Mesmo com os aparatos da tecnologia, que abreviam as operações, deu para perceber que havia a sensação de uma greve continuada, sem fim. Ontem mesmo havia essa disputa entre a Secretaria de Educação e a APP-Sindicato em torno do professorado provisório que, pelo gradativo tom de radicalização que vai assumindo, pode se transformar no primeiro teste de peso do governo Beto Richa com a categoria melhor articulada entre trabalhadores privados ou públicos.
São quase dez mil mestres que não poderiam ministrar aulas se o governo não derrubasse a liminar do Tribunal de Justiça que favorece os sindicalistas. Mau, para não dizer péssimo, início de ano letivo e ônus para um secretário, Flávio Arns, que se acreditava o mais hábil e adequado para o diálogo.

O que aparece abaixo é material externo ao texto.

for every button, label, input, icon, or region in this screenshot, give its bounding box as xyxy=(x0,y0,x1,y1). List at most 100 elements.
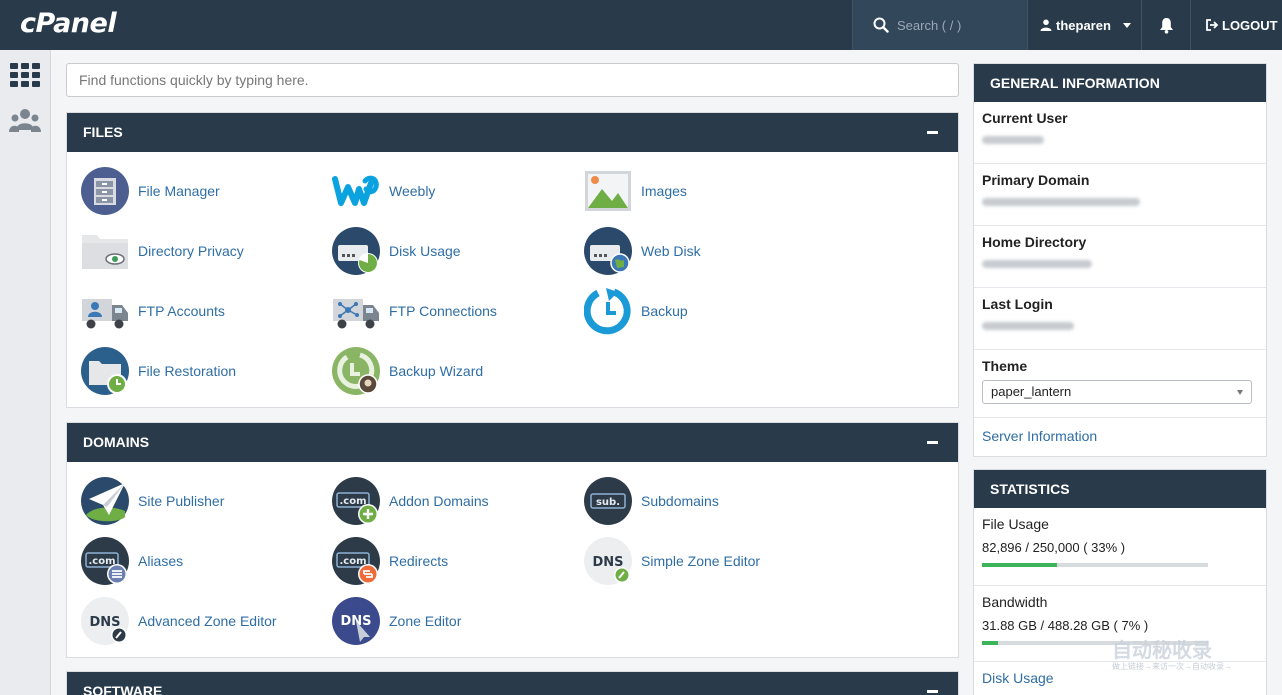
aliases-link[interactable]: .com Aliases xyxy=(81,536,183,586)
disk-usage-link[interactable]: Disk Usage xyxy=(332,226,461,276)
current-user-row: Current User xyxy=(974,102,1266,164)
file-manager-label: File Manager xyxy=(138,183,220,199)
backup-label: Backup xyxy=(641,303,688,319)
home-directory-row: Home Directory xyxy=(974,226,1266,288)
last-login-row: Last Login xyxy=(974,288,1266,350)
theme-select-value: paper_lantern xyxy=(991,384,1072,399)
weebly-label: Weebly xyxy=(389,183,436,199)
images-link[interactable]: Images xyxy=(584,166,687,216)
current-user-value-redacted xyxy=(982,136,1044,144)
theme-select[interactable]: paper_lantern xyxy=(982,380,1252,404)
directory-privacy-label: Directory Privacy xyxy=(138,243,244,259)
site-publisher-link[interactable]: Site Publisher xyxy=(81,476,224,526)
backup-link[interactable]: Backup xyxy=(584,286,688,336)
server-information-link[interactable]: Server Information xyxy=(982,428,1097,444)
weebly-icon xyxy=(332,175,379,206)
subdomains-icon: sub. xyxy=(584,477,632,525)
disk-usage-stat-link[interactable]: Disk Usage xyxy=(982,670,1054,686)
logout-button[interactable]: LOGOUT xyxy=(1190,0,1282,50)
redirects-link[interactable]: .com Redirects xyxy=(332,536,448,586)
files-panel-header[interactable]: FILES xyxy=(67,113,958,152)
backup-wizard-link[interactable]: Backup Wizard xyxy=(332,346,483,396)
last-login-label: Last Login xyxy=(982,296,1053,312)
web-disk-label: Web Disk xyxy=(641,243,701,259)
advanced-zone-editor-icon: DNS xyxy=(81,597,129,645)
file-restoration-label: File Restoration xyxy=(138,363,237,379)
theme-row: Theme paper_lantern xyxy=(974,350,1266,418)
chevron-down-icon xyxy=(1237,390,1243,395)
header-search-input[interactable] xyxy=(897,14,1017,36)
disk-usage-icon xyxy=(332,227,380,275)
file-usage-label: File Usage xyxy=(982,516,1049,532)
advanced-zone-editor-link[interactable]: DNS Advanced Zone Editor xyxy=(81,596,277,646)
top-bar: cPanel theparen LOGOUT xyxy=(0,0,1282,50)
primary-domain-row: Primary Domain xyxy=(974,164,1266,226)
svg-text:sub.: sub. xyxy=(596,497,620,508)
file-restoration-link[interactable]: File Restoration xyxy=(81,346,236,396)
ftp-connections-label: FTP Connections xyxy=(389,303,497,319)
bandwidth-link[interactable]: Bandwidth xyxy=(982,594,1258,610)
site-publisher-icon xyxy=(81,477,129,525)
server-information-row: Server Information xyxy=(974,418,1266,446)
ftp-accounts-icon xyxy=(82,299,128,329)
collapse-icon[interactable] xyxy=(927,131,938,134)
bandwidth-bar-fill xyxy=(982,641,998,645)
current-user-label: Current User xyxy=(982,110,1068,126)
collapse-icon[interactable] xyxy=(927,441,938,444)
home-directory-label: Home Directory xyxy=(982,234,1087,250)
web-disk-icon xyxy=(584,227,632,275)
notifications-button[interactable] xyxy=(1141,0,1190,50)
grid-icon[interactable] xyxy=(9,60,41,92)
users-icon[interactable] xyxy=(9,106,41,138)
file-usage-bar-fill xyxy=(982,563,1057,567)
images-icon xyxy=(585,171,631,211)
collapse-icon[interactable] xyxy=(927,690,938,693)
file-usage-value: 82,896 / 250,000 ( 33% ) xyxy=(982,540,1126,555)
search-icon xyxy=(873,17,889,33)
general-information-title: GENERAL INFORMATION xyxy=(974,64,1266,102)
file-usage-stat: File Usage 82,896 / 250,000 ( 33% ) xyxy=(974,508,1266,586)
aliases-icon: .com xyxy=(81,537,129,585)
backup-icon xyxy=(584,288,631,335)
domains-panel-header[interactable]: DOMAINS xyxy=(67,423,958,462)
subdomains-link[interactable]: sub. Subdomains xyxy=(584,476,719,526)
zone-editor-link[interactable]: DNS Zone Editor xyxy=(332,596,461,646)
simple-zone-editor-icon: DNS xyxy=(584,537,632,585)
ftp-accounts-link[interactable]: FTP Accounts xyxy=(81,286,225,336)
watermark-subtext: 做上链接→来访一次→自动收录→ xyxy=(1112,662,1232,671)
bell-icon xyxy=(1159,17,1173,34)
domains-panel-title: DOMAINS xyxy=(83,434,150,450)
directory-privacy-link[interactable]: Directory Privacy xyxy=(81,226,244,276)
zone-editor-label: Zone Editor xyxy=(389,613,462,629)
redirects-icon: .com xyxy=(332,537,380,585)
software-panel: SOFTWARE xyxy=(66,671,959,695)
file-manager-icon xyxy=(81,167,129,215)
weebly-link[interactable]: Weebly xyxy=(332,166,435,216)
header-search xyxy=(852,0,1027,50)
web-disk-link[interactable]: Web Disk xyxy=(584,226,701,276)
advanced-zone-editor-label: Advanced Zone Editor xyxy=(138,613,277,629)
primary-domain-value-redacted xyxy=(982,198,1140,206)
general-information-panel: GENERAL INFORMATION Current User Primary… xyxy=(973,63,1267,457)
quick-find-input[interactable] xyxy=(66,63,959,97)
files-panel-title: FILES xyxy=(83,124,123,140)
chevron-down-icon xyxy=(1122,22,1131,28)
addon-domains-icon: .com xyxy=(332,477,380,525)
ftp-connections-link[interactable]: FTP Connections xyxy=(332,286,497,336)
addon-domains-link[interactable]: .com Addon Domains xyxy=(332,476,489,526)
backup-wizard-icon xyxy=(332,347,380,395)
backup-wizard-label: Backup Wizard xyxy=(389,363,484,379)
user-menu[interactable]: theparen xyxy=(1027,0,1141,50)
redirects-label: Redirects xyxy=(389,553,449,569)
simple-zone-editor-link[interactable]: DNS Simple Zone Editor xyxy=(584,536,760,586)
home-directory-value-redacted xyxy=(982,260,1092,268)
ftp-connections-icon xyxy=(333,299,379,329)
file-usage-bar xyxy=(982,563,1208,567)
svg-text:.com: .com xyxy=(88,556,115,567)
logout-label: LOGOUT xyxy=(1222,17,1278,33)
directory-privacy-icon xyxy=(82,235,128,269)
cpanel-logo[interactable]: cPanel xyxy=(20,8,117,39)
bandwidth-value: 31.88 GB / 488.28 GB ( 7% ) xyxy=(982,618,1149,633)
software-panel-header[interactable]: SOFTWARE xyxy=(67,672,958,695)
file-manager-link[interactable]: File Manager xyxy=(81,166,220,216)
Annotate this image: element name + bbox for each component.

Essas circunstâncias, somadas a outras (hoje, por exemplo, o sindicato patronal e dos trabalhadores do transporte coletivo fazem mais uma reunião para o ajuste de tabelas salariais e que se refletirá nas tarifas), mostram que poderemos entrar num ciclo de manifestações grevistas como se deu com os celetistas do Hospital de Clínicas vinculados à Fundação da UFPR.
É indispensável que nas greves de atividades essenciais a Justiça do Trabalho crie mecanismos emergenciais que salvaguardem, ao menos em parte, os interesses da população, estabelecendo cotas mínimas de trabalhadores. Pensar numa greve de hospitais ou de uma estação de tratamento de água, sem essa cautela, é impossível. Não é justo que a maioria pague com máximo sacrifício o desentendimento de uma minoria em suas divergências salariais.